Well, having found good quality material to watch (and the original stuff, not the recut for US tv terror) I was still happy to let it sit and brood on a shelf. The idea of subjecting myself to such an immense number of episodes, of a dated series, aimed at young Japanese girls and best known for having an intensely irritating lead character was easily avoidable. However finding someone crazy enough to volunteer to watch the first season with me tipped the balance. It's going to take a while though.
So have I worked out what it is about this show that has given it such durability? Not really, but a couple of things do come to mind.
- The first is that the show ages quite reasonably. The action is all posing and repeated animation sequences after all, and the rest is just character work which doesn't really need flashy animation to work. The music is quite good, watching the three leads bounce off one another can be entertaining and Usagi's voice really is capable of peeling paint.
- The enemy fields a dark queen who goes a long way towards suggesting secret plans, even though she doesn't do a whole heap. She has a sequence of bishounen generals, disposed of when they fail too often / get boring, who have somewhat different tactics. And those generals summon a freakish monster of the week for the girls to defeat. The action itself is boring, the girls really don't have an immense range of tactical options (poor ami and her unexciting bubble-bath attack) but it does get a decent sense of horror / threat going. The monsters are pretty nasty looking, some of their schemes are quite cruel and it honestly does seem like they are doing their best to really splatter the sailor senshi. They almost remind me of devilman, and are really quite shounen monsters for such a series. Was sailor moon the first magical girl show to have truly monstrous opponents? I know the first magical girl series did not have such oppositional focus.
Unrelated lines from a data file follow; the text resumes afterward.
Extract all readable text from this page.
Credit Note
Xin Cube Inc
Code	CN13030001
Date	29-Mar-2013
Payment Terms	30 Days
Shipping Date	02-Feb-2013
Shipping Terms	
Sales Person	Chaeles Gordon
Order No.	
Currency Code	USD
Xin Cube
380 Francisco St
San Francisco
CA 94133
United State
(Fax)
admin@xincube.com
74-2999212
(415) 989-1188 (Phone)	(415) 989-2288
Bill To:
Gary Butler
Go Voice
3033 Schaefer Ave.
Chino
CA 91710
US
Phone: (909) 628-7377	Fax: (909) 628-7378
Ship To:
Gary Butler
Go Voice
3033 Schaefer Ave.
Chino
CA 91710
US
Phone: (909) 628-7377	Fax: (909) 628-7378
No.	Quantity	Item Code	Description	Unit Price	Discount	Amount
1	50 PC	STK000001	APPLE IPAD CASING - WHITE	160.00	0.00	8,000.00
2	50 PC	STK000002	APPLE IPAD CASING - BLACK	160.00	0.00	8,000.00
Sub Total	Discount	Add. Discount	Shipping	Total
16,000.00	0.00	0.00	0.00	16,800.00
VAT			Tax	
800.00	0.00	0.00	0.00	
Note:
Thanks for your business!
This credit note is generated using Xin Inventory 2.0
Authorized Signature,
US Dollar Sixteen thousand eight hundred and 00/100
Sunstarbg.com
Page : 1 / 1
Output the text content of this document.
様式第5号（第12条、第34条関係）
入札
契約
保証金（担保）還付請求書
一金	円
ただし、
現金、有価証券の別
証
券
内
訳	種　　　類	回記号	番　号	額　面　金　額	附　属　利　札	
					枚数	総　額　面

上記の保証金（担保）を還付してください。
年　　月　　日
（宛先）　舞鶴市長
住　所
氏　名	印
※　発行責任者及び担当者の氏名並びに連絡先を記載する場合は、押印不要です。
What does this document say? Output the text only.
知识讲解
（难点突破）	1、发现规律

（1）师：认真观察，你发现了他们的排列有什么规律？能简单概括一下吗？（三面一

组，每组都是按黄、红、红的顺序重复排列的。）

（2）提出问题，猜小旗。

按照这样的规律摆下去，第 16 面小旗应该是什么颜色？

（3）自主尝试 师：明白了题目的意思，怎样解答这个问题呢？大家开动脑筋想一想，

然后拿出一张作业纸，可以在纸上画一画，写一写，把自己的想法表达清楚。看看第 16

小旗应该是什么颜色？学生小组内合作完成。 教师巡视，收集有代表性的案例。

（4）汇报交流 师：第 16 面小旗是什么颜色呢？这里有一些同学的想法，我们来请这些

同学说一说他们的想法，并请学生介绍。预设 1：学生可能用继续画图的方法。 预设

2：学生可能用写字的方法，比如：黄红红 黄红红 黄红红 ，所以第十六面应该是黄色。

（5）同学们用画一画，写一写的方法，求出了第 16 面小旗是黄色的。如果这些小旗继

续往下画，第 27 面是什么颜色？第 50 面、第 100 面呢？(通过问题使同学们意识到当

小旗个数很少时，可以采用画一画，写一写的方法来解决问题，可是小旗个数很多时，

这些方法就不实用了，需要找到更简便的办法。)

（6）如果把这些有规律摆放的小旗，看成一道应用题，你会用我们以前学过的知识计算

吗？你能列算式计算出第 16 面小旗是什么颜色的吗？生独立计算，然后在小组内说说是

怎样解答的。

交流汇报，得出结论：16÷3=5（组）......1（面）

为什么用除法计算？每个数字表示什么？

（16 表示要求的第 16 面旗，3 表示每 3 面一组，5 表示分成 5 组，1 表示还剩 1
- Usagi is immensely annoying. This does help somewhat to draw other people, including the other sailors, out as they react to her being off the wall. But I also wonder if her being so boyish, and flawed, is actually part of her popularity. Did her flaws allow fans to see her as someone they could potentially replace? Or is it that she's such an antithesis to the ideal Japanese female that it was all rather exciting at the time? She certainly is somewhat impressive in the scope of her flaws, especially her interactions with her mother.
- And of course, there's the outfits. Near naked transformation sequences, suspiciously busty 14 year olds and extremely short skirts yet relatively simple designs and an extremely recognisable motif go a long way to explain the cosplay popularity. This is assisted by the fact that much of the action consists of nicely staged, but relatively static, poses.
I must say, however, that the eye-catch still scares me. When entering into the adverts a spotlight scans the screen until it highlights sailor moon. That's fine, no problem, but the all male chorus of "sailoooor mooooon" when she is highlighted is frightening. It reeks of fanboy, and those rather older than 14.
Oh well, will be interesting... I hope.
Also bought myself a keyboard. 60$ US + the same in postage (ouch!) in order to buy a modern reproduction of a 20+ year old keyboard from the one place that still makes them. I hope they're as good as I remember them!